Hanya berteman bulan purnama yang berwajah
sendu. Kami beradu. Gelap sedang singgah di desaku. Tidak ada cahaya yang
memancar kecuali dari pelita sederhana yang cahayanya terselip diantara dinding
kayu. Beberapa orang memilih duduk di depan rumah untuk sekedar menikmati
semilir angin. Mereka seolah bayangan, sekelebat hitam. Aku sedang menikmati
kesendirian menapak asa. Kini rumah itu tidak lagi menjadi magnet, kutubnya
sudah usang dan minta diasah atau bahkan diganti baru. Ketakutan menyelemur
membasuh rumah sederhana itu. Ingin aku menghentikan langkah dan tetap terpaku
di tengah jalan bermandikan cahaya malam. Namun kesenduan sang bulan
seolah-olah memintaku untuk tetap melangkah dan berlindung di rumah itu.

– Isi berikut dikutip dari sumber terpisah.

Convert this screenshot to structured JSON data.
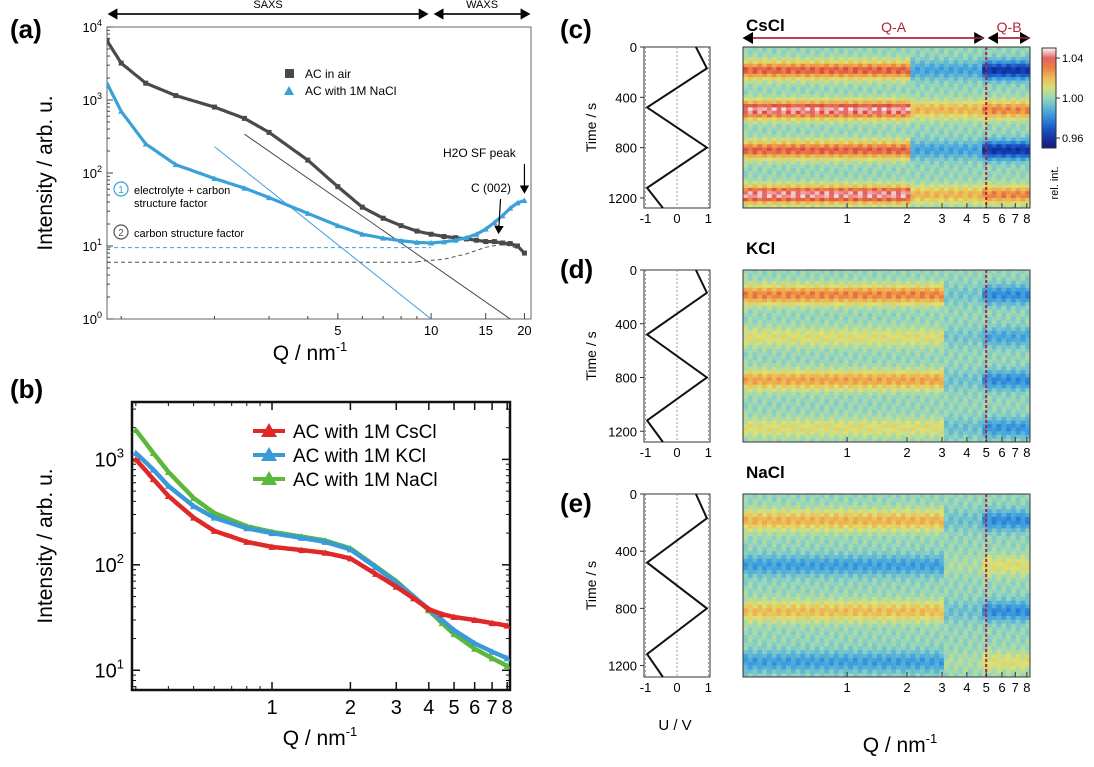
{
  "colors": {
    "air": "#4a4a4a",
    "nacl_a": "#3aa0d8",
    "cscl": "#e02828",
    "kcl": "#3a9ad8",
    "nacl_b": "#5cb83a",
    "q_region": "#b0243a"
  },
  "chart_data": [
    {
      "panel": "(a)",
      "type": "scatter",
      "xlabel": "Q / nm",
      "xlabel_exp": "-1",
      "ylabel": "Intensity / arb. u.",
      "xscale": "log",
      "yscale": "log",
      "xlim": [
        0.9,
        21
      ],
      "ylim": [
        1,
        10000
      ],
      "x_ticks": [
        5,
        10,
        15,
        20
      ],
      "y_ticks": [
        {
          "exp": "0",
          "value": 1
        },
        {
          "exp": "1",
          "value": 10
        },
        {
          "exp": "2",
          "value": 100
        },
        {
          "exp": "3",
          "value": 1000
        },
        {
          "exp": "4",
          "value": 10000
        }
      ],
      "regions": [
        {
          "name": "SAXS",
          "x": [
            0.9,
            10
          ]
        },
        {
          "name": "WAXS",
          "x": [
            10,
            21
          ]
        }
      ],
      "legend": "top-right",
      "series": [
        {
          "name": "AC in air",
          "marker": "square",
          "x": [
            0.9,
            1.0,
            1.2,
            1.5,
            2.0,
            2.5,
            3.0,
            4.0,
            5.0,
            6.0,
            7.0,
            8.0,
            9.0,
            10.0,
            11.0,
            12.0,
            13.0,
            14.0,
            15.0,
            16.0,
            17.0,
            18.0,
            19.0,
            20.0
          ],
          "y": [
            6500,
            3200,
            1700,
            1150,
            800,
            560,
            360,
            150,
            65,
            34,
            24,
            19,
            16,
            14.5,
            13.5,
            13,
            12.5,
            12,
            11.5,
            11.5,
            11,
            10.8,
            10,
            8
          ]
        },
        {
          "name": "AC with 1M NaCl",
          "marker": "triangle",
          "x": [
            0.9,
            1.0,
            1.2,
            1.5,
            2.0,
            2.5,
            3.0,
            4.0,
            5.0,
            6.0,
            7.0,
            8.0,
            9.0,
            10.0,
            11.0,
            12.0,
            13.0,
            14.0,
            15.0,
            16.0,
            17.0,
            18.0,
            19.0,
            20.0
          ],
          "y": [
            1700,
            700,
            250,
            130,
            84,
            62,
            46,
            28,
            19,
            14.5,
            12.8,
            11.8,
            11.2,
            11,
            11.4,
            12,
            13,
            14.5,
            17,
            21,
            26,
            33,
            39,
            42
          ]
        }
      ],
      "reference_lines": {
        "dashed_levels": [
          9.5,
          6
        ],
        "power_laws": [
          {
            "color": "air",
            "from": [
              2.5,
              340
            ],
            "to": [
              18,
              1
            ]
          },
          {
            "color": "nacl_a",
            "from": [
              2.0,
              230
            ],
            "to": [
              10,
              1
            ]
          }
        ],
        "carbon_sf_curve": {
          "x": [
            9,
            11,
            13,
            15,
            17,
            19,
            20
          ],
          "y": [
            6.1,
            6.6,
            7.8,
            9.6,
            10.6,
            9.4,
            8
          ]
        }
      },
      "annotations": [
        {
          "badge": "1",
          "text": [
            "electrolyte + carbon",
            "structure factor"
          ]
        },
        {
          "badge": "2",
          "text": [
            "carbon structure factor"
          ]
        },
        {
          "text": [
            "H2O SF peak"
          ],
          "points_to": [
            20,
            42
          ]
        },
        {
          "text": [
            "C (002)"
          ],
          "points_to": [
            16.5,
            11
          ]
        }
      ]
    },
    {
      "panel": "(b)",
      "type": "scatter",
      "xlabel": "Q / nm",
      "xlabel_exp": "-1",
      "ylabel": "Intensity / arb. u.",
      "xscale": "log",
      "yscale": "log",
      "xlim": [
        0.29,
        8.2
      ],
      "ylim": [
        6.5,
        3500
      ],
      "x_ticks": [
        1,
        2,
        3,
        4,
        5,
        6,
        7,
        8
      ],
      "y_ticks": [
        {
          "exp": "1",
          "value": 10
        },
        {
          "exp": "2",
          "value": 100
        },
        {
          "exp": "3",
          "value": 1000
        }
      ],
      "legend": "top-right",
      "series": [
        {
          "name": "AC with 1M CsCl",
          "color": "cscl",
          "x": [
            0.3,
            0.35,
            0.4,
            0.5,
            0.6,
            0.8,
            1.0,
            1.3,
            1.6,
            2.0,
            2.5,
            3.0,
            3.5,
            4.0,
            4.5,
            5.0,
            6.0,
            7.0,
            8.0
          ],
          "y": [
            1000,
            650,
            450,
            280,
            210,
            165,
            148,
            138,
            130,
            115,
            82,
            62,
            48,
            38,
            34,
            32,
            30,
            28,
            26.5
          ]
        },
        {
          "name": "AC with 1M KCl",
          "color": "kcl",
          "x": [
            0.3,
            0.35,
            0.4,
            0.5,
            0.6,
            0.8,
            1.0,
            1.3,
            1.6,
            2.0,
            2.5,
            3.0,
            3.5,
            4.0,
            4.5,
            5.0,
            6.0,
            7.0,
            8.0
          ],
          "y": [
            1150,
            800,
            560,
            360,
            280,
            222,
            200,
            180,
            165,
            140,
            95,
            68,
            50,
            38,
            30,
            24,
            18,
            15,
            13
          ]
        },
        {
          "name": "AC with 1M NaCl",
          "color": "nacl_b",
          "x": [
            0.3,
            0.35,
            0.4,
            0.5,
            0.6,
            0.8,
            1.0,
            1.3,
            1.6,
            2.0,
            2.5,
            3.0,
            3.5,
            4.0,
            4.5,
            5.0,
            6.0,
            7.0,
            8.0
          ],
          "y": [
            1900,
            1150,
            760,
            430,
            310,
            232,
            205,
            185,
            170,
            143,
            97,
            70,
            50,
            37,
            28,
            22,
            16,
            13,
            11
          ]
        }
      ]
    },
    {
      "panels": [
        "(c)",
        "(d)",
        "(e)"
      ],
      "type": "heatmap",
      "xlabel": "Q / nm",
      "xlabel_exp": "-1",
      "ylabel": "Time / s",
      "u_axis_label": "U / V",
      "xscale": "log",
      "x_ticks": [
        1,
        2,
        3,
        4,
        5,
        6,
        7,
        8
      ],
      "y_ticks": [
        0,
        400,
        800,
        1200
      ],
      "u_ticks": [
        -1,
        0,
        1
      ],
      "u_lim": [
        -1.05,
        1.05
      ],
      "t_lim": [
        0,
        1280
      ],
      "regions": [
        {
          "name": "Q-A",
          "x": [
            0.3,
            5
          ]
        },
        {
          "name": "Q-B",
          "x": [
            5,
            8.3
          ]
        }
      ],
      "voltage_profile": {
        "t": [
          0,
          170,
          480,
          800,
          1120,
          1280
        ],
        "u": [
          0.6,
          0.95,
          -0.95,
          0.95,
          -0.95,
          -0.45
        ]
      },
      "colorbar": {
        "label": "rel. int.",
        "ticks": [
          1.04,
          1.0,
          0.96
        ],
        "range": [
          0.95,
          1.05
        ]
      },
      "maps": [
        {
          "title": "CsCl",
          "bands": [
            {
              "t": 185,
              "qa": 0.035,
              "qb": -0.04,
              "q_end": 2.1
            },
            {
              "t": 500,
              "qa": 0.045,
              "qb": 0.03,
              "q_end": 2.1
            },
            {
              "t": 820,
              "qa": 0.035,
              "qb": -0.04,
              "q_end": 2.1
            },
            {
              "t": 1175,
              "qa": 0.045,
              "qb": 0.03,
              "q_end": 2.1
            }
          ]
        },
        {
          "title": "KCl",
          "bands": [
            {
              "t": 185,
              "qa": 0.03,
              "qb": -0.02,
              "q_end": 3.0
            },
            {
              "t": 500,
              "qa": 0.012,
              "qb": -0.014,
              "q_end": 3.0
            },
            {
              "t": 820,
              "qa": 0.025,
              "qb": -0.02,
              "q_end": 3.0
            },
            {
              "t": 1175,
              "qa": 0.012,
              "qb": -0.018,
              "q_end": 3.0
            }
          ]
        },
        {
          "title": "NaCl",
          "bands": [
            {
              "t": 185,
              "qa": 0.022,
              "qb": -0.02,
              "q_end": 3.0
            },
            {
              "t": 500,
              "qa": -0.016,
              "qb": 0.012,
              "q_end": 3.0
            },
            {
              "t": 820,
              "qa": 0.02,
              "qb": -0.02,
              "q_end": 3.0
            },
            {
              "t": 1175,
              "qa": -0.016,
              "qb": 0.012,
              "q_end": 3.0
            }
          ]
        }
      ]
    }
  ]
}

Melambatkan langkah lantas tidak akan melambatkan laju waktu. Waktu tetaplah
waktu yang seakan memiliki kaki untuk terus berjalan. Hati meronta, rumit
seperti benang kusut yang tak lagi runtut. Sepercik cahaya melambai-lambai
menyambut langkahku, kakiku kaku dan beku. Percuma meronta, karena ini adalah
sebuah realita. Pilihannya membangun asa atau aku akan tersembab dalam luka.
Kuhembuskan nafas dan kutata hati. Riuhnya sudah terdengar dari ujung jalan.
Dekat dan semakin dekat. Pintu terbuka lebar, aku kembali memasuki kutub usang
dan kurelakan melepas kenikmatan kesunyian membelah kegelapan.